In some cases, in order to achieve the density of real “amber gold”, starch, chalk, molasses, flour and other unknown impurities are added to unripe honey. The best proof that these substances are present in the composition will be the dissolution of honey in water: the solution of the falsified beekeeping product will be cloudy, iridescent, and after some time a sediment will form at the bottom of the container.

To understand whether flour or starch has been added to honey, you just need to add a drop of iodine to a small amount of it diluted with water. A blue solution will indicate that the product contains flour or starch.

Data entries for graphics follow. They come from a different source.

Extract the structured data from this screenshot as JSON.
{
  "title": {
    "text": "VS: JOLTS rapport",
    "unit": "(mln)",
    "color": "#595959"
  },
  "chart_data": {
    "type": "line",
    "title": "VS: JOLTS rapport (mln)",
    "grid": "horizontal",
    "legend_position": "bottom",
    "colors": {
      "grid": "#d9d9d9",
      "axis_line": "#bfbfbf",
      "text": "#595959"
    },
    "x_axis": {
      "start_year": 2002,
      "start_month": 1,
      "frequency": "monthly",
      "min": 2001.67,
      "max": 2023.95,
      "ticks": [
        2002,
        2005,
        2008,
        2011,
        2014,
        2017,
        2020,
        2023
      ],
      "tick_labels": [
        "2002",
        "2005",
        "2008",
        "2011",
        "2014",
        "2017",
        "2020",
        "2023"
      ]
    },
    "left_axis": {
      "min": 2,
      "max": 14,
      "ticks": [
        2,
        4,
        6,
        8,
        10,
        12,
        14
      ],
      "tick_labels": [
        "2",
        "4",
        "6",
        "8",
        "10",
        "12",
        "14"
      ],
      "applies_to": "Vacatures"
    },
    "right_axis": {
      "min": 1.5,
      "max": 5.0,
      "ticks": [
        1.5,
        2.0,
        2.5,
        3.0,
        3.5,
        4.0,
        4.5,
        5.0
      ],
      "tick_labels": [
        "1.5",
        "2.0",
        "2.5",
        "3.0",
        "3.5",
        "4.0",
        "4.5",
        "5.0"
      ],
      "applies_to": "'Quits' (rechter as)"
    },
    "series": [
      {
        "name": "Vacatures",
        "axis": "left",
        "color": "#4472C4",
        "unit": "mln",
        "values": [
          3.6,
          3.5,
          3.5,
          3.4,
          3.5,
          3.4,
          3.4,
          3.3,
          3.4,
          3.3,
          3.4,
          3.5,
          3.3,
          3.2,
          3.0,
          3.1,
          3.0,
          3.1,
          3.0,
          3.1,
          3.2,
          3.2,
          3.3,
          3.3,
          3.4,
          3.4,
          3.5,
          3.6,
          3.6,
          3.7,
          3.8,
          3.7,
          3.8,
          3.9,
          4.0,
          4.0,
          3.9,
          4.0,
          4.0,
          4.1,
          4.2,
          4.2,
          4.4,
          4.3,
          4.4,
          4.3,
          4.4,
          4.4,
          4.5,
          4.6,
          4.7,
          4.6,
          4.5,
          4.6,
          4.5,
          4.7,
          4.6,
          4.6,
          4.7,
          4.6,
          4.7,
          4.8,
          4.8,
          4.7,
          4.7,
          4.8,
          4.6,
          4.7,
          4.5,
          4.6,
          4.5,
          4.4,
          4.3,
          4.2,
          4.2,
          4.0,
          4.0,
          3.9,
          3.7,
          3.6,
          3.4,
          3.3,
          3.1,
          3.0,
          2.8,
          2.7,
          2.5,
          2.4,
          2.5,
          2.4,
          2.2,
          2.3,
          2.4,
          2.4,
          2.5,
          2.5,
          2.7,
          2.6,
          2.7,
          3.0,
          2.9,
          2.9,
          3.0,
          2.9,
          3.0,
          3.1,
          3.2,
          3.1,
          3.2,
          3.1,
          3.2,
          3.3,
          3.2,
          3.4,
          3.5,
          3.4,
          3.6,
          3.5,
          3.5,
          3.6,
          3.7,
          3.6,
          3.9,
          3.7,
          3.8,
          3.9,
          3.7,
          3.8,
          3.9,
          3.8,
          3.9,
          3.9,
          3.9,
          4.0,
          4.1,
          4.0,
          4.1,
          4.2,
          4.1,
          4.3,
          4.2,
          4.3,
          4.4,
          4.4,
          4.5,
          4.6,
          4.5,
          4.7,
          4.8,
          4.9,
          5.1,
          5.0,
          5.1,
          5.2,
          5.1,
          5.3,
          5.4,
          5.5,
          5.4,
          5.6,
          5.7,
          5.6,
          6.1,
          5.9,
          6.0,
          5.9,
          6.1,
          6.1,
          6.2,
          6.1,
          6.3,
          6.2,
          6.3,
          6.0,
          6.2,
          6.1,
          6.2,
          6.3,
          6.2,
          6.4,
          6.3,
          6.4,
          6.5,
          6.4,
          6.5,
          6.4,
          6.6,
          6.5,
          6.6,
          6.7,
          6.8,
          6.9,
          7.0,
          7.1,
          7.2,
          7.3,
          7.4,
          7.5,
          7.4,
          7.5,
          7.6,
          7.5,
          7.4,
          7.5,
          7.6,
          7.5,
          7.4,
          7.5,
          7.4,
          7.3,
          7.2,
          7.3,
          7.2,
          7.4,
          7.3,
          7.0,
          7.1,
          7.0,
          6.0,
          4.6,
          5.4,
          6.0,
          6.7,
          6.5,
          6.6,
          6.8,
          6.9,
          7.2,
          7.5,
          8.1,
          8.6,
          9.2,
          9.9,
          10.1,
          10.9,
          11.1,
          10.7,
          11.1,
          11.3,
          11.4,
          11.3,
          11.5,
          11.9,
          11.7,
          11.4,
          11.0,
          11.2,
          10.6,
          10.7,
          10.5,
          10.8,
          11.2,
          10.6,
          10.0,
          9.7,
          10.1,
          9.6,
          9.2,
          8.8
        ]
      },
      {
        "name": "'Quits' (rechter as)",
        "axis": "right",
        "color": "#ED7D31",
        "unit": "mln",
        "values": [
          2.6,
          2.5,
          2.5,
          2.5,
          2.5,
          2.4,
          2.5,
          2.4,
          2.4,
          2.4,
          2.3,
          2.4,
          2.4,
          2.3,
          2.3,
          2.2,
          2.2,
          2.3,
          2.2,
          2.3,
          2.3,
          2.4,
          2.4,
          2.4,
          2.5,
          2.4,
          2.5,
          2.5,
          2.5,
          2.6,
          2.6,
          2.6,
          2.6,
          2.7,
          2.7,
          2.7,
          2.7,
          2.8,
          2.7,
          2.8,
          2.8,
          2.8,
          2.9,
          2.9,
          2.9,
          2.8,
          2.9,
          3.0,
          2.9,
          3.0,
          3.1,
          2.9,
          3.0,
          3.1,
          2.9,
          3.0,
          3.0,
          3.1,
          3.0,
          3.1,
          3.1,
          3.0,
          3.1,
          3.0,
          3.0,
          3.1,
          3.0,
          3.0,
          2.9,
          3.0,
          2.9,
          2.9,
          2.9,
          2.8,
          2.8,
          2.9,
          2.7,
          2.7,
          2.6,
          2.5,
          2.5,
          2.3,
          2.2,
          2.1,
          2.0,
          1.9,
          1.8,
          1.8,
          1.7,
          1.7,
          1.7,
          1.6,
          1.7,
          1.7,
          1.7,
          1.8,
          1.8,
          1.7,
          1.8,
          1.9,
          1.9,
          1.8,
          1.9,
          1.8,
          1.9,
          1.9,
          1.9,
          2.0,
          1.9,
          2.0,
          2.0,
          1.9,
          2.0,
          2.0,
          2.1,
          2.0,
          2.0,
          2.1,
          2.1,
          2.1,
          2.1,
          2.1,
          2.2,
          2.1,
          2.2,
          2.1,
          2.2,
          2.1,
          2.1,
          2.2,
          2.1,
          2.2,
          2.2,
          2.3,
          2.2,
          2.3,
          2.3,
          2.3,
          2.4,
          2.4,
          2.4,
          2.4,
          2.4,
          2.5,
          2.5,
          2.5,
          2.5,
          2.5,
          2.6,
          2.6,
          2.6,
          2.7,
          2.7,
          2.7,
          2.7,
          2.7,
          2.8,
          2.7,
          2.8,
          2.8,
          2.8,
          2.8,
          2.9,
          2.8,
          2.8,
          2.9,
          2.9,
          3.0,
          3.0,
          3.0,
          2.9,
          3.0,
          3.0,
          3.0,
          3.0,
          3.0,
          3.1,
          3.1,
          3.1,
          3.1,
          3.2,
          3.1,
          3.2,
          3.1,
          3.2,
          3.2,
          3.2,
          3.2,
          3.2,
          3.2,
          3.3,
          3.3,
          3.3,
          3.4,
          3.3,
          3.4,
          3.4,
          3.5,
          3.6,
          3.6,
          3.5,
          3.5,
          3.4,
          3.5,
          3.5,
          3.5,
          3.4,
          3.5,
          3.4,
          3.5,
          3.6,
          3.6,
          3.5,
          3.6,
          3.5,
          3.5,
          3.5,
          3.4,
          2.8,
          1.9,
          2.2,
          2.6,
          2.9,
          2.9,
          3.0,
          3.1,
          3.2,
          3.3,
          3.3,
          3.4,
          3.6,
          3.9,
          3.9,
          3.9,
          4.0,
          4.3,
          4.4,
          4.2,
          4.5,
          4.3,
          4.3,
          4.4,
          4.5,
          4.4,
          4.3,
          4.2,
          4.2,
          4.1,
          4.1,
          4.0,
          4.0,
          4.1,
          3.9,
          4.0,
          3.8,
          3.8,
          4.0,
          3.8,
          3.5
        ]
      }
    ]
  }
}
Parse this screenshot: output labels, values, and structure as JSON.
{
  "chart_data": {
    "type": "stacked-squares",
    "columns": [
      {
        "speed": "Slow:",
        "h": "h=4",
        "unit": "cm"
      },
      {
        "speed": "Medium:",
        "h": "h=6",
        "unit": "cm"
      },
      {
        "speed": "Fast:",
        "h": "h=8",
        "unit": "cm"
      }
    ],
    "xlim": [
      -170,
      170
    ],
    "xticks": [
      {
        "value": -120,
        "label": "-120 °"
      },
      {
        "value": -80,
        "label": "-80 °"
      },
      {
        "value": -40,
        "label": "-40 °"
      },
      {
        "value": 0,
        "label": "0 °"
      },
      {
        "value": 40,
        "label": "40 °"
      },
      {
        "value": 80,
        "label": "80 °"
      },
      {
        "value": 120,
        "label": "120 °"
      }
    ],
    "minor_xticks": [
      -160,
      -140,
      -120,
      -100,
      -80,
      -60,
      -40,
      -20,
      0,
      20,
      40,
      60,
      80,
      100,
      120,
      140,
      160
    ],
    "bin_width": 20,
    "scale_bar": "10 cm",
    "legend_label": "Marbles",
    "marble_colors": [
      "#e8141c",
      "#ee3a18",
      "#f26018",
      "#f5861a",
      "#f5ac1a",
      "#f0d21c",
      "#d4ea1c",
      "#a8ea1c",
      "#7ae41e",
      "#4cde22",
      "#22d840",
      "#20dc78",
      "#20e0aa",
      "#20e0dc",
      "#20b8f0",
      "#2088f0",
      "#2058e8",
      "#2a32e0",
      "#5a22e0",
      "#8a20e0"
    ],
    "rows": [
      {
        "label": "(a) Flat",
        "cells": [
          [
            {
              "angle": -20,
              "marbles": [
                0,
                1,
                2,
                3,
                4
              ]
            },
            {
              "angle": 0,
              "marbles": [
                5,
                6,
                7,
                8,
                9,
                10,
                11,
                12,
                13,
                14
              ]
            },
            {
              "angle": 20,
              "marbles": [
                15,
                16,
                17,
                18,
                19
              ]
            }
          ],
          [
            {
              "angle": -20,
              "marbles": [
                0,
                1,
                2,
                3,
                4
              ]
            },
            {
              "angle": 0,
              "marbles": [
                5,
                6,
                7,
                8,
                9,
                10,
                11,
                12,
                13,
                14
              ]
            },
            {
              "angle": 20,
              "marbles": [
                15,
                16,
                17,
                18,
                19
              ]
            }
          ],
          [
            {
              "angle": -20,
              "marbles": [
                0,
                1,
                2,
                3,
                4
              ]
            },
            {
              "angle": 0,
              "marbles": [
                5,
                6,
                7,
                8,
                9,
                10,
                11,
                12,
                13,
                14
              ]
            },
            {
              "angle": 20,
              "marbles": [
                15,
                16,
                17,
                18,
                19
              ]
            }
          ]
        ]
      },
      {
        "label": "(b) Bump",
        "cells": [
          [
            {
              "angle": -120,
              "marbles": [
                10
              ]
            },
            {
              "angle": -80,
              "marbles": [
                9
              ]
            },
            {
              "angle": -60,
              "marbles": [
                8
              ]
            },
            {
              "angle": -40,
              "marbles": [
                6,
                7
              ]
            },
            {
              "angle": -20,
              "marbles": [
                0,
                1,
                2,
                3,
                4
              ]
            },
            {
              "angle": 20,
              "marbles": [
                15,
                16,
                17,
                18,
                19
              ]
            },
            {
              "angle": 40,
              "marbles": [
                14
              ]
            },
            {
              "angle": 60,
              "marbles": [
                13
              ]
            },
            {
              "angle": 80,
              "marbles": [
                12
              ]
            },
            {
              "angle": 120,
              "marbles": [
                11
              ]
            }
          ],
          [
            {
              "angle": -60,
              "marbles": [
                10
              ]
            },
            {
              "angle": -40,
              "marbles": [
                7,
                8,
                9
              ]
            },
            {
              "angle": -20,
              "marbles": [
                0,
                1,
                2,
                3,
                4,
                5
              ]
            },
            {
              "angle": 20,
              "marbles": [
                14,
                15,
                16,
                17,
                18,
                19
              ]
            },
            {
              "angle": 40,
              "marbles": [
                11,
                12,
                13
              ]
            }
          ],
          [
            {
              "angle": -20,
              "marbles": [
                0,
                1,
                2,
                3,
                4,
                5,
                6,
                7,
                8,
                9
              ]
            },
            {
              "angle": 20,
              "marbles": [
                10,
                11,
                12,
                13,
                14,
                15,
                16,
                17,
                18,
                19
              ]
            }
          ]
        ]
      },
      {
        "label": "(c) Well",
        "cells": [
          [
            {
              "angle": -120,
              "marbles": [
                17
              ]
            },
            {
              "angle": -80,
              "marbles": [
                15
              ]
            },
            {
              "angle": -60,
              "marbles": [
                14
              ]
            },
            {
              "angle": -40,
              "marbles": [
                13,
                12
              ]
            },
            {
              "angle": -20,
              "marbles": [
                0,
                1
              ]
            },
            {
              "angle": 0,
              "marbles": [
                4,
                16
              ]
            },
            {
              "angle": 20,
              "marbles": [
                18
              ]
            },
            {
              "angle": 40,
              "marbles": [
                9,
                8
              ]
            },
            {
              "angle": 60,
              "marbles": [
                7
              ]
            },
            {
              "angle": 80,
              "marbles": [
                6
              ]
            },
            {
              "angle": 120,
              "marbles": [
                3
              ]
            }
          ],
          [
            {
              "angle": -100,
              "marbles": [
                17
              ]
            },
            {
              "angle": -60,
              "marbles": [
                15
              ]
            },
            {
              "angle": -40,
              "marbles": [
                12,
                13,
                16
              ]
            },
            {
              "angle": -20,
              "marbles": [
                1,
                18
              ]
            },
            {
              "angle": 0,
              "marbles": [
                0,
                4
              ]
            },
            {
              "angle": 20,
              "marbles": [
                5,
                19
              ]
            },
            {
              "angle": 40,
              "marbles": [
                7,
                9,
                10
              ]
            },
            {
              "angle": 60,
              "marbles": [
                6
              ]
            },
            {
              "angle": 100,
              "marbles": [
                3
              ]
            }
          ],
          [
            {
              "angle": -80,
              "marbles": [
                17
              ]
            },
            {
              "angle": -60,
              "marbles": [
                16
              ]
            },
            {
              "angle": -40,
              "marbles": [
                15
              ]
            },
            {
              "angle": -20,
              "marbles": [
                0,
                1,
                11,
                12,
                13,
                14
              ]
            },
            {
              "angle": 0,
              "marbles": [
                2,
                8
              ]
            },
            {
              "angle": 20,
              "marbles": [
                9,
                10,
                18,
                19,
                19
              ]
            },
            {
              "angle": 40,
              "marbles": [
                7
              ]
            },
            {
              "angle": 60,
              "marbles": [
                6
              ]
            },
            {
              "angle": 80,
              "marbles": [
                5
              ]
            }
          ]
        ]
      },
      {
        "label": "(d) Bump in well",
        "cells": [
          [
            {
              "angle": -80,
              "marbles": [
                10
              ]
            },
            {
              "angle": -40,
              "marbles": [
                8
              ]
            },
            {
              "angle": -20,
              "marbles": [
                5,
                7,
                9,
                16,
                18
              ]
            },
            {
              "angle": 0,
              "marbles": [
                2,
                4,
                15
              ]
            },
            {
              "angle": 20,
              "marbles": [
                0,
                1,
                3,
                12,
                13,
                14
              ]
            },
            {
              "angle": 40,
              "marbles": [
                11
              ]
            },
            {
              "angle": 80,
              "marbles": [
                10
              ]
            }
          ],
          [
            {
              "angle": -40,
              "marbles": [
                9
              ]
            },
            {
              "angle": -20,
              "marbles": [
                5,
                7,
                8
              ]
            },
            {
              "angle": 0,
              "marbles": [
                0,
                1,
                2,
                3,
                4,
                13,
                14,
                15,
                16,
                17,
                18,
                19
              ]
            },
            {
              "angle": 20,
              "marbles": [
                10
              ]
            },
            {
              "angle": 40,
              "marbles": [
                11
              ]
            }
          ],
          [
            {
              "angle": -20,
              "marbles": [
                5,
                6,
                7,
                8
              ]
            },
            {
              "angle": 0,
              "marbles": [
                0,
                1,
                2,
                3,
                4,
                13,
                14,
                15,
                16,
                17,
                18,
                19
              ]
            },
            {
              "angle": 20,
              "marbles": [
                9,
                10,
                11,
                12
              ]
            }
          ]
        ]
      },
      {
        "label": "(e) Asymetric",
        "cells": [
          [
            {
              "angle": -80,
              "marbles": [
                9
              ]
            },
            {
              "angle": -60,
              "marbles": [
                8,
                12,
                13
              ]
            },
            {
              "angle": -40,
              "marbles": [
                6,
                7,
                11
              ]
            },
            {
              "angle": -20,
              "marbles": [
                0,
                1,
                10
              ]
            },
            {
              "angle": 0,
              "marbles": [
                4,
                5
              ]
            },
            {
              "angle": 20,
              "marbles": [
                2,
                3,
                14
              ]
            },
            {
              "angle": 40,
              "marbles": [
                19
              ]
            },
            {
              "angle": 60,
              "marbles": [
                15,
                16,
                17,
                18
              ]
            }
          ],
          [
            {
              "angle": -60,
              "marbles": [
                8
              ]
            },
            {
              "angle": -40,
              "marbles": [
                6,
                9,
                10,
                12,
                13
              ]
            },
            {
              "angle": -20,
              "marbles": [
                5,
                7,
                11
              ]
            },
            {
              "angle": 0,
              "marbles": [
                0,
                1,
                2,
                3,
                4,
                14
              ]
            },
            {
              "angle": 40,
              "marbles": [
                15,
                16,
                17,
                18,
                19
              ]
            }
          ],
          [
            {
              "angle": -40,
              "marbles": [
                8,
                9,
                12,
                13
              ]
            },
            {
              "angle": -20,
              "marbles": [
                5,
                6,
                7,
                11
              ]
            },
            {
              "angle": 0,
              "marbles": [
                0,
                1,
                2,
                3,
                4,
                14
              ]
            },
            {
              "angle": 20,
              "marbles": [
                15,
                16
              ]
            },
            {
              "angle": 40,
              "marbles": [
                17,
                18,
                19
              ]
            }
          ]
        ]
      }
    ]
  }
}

The hissing of vinegar essence in honey, also added to small quantity, will indicate that the composition contains chalk.

If in a 10% aqueous solution of this magical useful substance when lapis is added, a white precipitate suddenly appears - sugar has been added to it.

To check for the addition of sugar and water, you need to take well-absorbent paper, then drop honey on it. If it spreads over it, forming wet spots, and seeps through it, there are definitely impurities.

To determine the starch content, you need to put a little of the proposed product in a glass, then pour boiling water over it, cool and add a few drops of honey. A blue solution will indicate the presence of starch in the composition.

A simple chemical pencil can also help to identify the presence of impurities, which can be easily passed over a piece of paper on which the sold honey is applied.

Color

Each type of honey has its own unique color, which is unique to it. For example, floral is light yellow, linden is amber, buckwheat is all shades of brown, ash is transparent as water. When honey is free of impurities, it is generally clear regardless of color. Cloudiness and sediment, which can be easily detected by eye, indicate that the composition contains starch, sugar and other similar impurities. Careless beekeepers often feed bees sugar, and the substance produced by such insects has absolutely no beneficial properties; it has an unnatural white color.